Foto: Zoopark Erfurt

Foto: Zoopark Erfurt

Aufregung bei den Tüpfelhyänen im Zoo Dresden: ein neuer Bewohner ist in der Löwensavanne vor kurzem eingezogen. Das Besondere daran für die beiden Weibchen „Ebu“ und „Fourou“: es ist ein Männchen hinzugekommen. Bis „Charlie“ nun ein Leben als Hyäne unter Hyänen leben darf, hat er eine wahre Odyssee hinter sich. Im Alter von wenigen Wochen von skrupellosen Händlern an einen Privathalter in Spanien verkauft, wurde „Charlie“ von den Behörden aus dem privaten Garten beschlagnahmt. Die Auffangstation hatte keine adäquate Unterbringungsmöglichkeit und keine Möglichkeit auf Erweiterung.

Ein menschlicher Schutzengel für „Charlie“ sah die Hyäne in ihrem 4 x 4 m Auslauf und sorgte nicht nur über fast zwei Jahre lang für Spielzeug und Futterbeschäftigung, sondern tat alles menschenmögliche, um für „Charlie“ eine artgerechte Unterbringung zu erreichen. Die Dame bekam 2016 Kontakt zum Koordinator der Tüpfelhyänen der Europäischen Zoovereinigung. Und dann ging alles sehr schnell. Der Zoopark wurde als neues Zuhause ausgesucht, eine Tiertransportfirma beauftragt und so konnte „Charlie“ noch vor der sommerlichen Hitze nach Erfurt reisen.

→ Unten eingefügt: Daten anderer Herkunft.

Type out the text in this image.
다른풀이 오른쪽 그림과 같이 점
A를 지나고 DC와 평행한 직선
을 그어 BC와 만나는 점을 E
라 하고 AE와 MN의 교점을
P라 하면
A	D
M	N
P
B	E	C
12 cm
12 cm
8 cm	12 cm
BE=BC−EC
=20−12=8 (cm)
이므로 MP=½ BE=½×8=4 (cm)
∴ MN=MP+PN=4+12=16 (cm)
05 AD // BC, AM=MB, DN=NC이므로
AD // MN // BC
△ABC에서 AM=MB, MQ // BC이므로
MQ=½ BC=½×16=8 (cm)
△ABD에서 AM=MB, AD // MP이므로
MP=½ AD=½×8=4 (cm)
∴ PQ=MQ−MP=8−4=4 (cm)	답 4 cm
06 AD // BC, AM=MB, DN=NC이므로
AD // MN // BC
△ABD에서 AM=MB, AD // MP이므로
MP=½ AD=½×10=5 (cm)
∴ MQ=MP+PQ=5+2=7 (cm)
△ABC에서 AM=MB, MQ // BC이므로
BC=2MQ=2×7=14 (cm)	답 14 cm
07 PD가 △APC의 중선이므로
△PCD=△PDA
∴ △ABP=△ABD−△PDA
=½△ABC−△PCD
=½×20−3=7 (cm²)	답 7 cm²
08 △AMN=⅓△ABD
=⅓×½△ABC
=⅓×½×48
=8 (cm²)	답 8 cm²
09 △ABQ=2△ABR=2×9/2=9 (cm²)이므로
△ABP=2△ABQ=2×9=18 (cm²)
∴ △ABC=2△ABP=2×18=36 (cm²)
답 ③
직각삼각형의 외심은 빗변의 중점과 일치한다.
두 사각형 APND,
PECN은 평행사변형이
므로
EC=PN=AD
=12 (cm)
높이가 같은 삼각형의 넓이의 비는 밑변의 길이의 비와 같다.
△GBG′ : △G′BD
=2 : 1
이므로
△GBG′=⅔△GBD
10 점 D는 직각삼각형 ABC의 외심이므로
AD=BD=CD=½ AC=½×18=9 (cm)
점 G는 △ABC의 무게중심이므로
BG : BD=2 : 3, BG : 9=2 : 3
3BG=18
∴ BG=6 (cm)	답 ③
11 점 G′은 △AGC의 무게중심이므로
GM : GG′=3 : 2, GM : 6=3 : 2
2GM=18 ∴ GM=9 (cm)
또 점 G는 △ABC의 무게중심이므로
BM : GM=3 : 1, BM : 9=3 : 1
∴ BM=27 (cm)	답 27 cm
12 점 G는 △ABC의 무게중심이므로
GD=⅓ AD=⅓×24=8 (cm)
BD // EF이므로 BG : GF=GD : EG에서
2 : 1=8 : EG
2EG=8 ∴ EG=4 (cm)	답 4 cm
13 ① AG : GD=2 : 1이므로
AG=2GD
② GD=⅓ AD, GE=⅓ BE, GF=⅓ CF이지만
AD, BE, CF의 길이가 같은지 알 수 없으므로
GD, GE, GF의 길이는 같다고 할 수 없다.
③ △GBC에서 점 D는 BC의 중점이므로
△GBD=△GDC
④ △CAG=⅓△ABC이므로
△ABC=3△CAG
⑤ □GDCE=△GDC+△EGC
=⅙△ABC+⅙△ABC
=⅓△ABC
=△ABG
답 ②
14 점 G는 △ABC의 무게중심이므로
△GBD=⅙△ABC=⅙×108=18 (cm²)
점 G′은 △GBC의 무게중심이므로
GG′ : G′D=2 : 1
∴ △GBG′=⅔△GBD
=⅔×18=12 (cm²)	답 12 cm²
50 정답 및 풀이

Hier lernt er erstmals im Leben eine Höhle kennen, ein Badebecken und nun seit wenigen Tagen auch Gras und Sand unter den Pfoten zu haben. Ganz zu schweigen vom Anblick der ersten Hyänen seines Lebens! Derzeit lernt er das Außengehege kennen. Viele Menschen oder auch laute Personen machen ihm noch immer Angst, so dass er dann ins Innengehege flüchtet. Wenn er sich wirklich sicher fühlt, darf er zum ersten Mal direkten Kontakt mit Hyänendame „Ebu“ haben. Das wird – ganz nach Hyänenart – wahrscheinlich nicht ohne Blessuren abgehen. Bis es in Erfurt Hyänenbabies gibt, ist es noch ein weiter Weg. Bisher hat „Charlie“ jedoch so große Fortschritte im Verhalten gemacht, dass Hoffnung besteht.

Zu besuchen sind alle neuen Bewohner täglich von 9:00 bis 18:00 Uhr.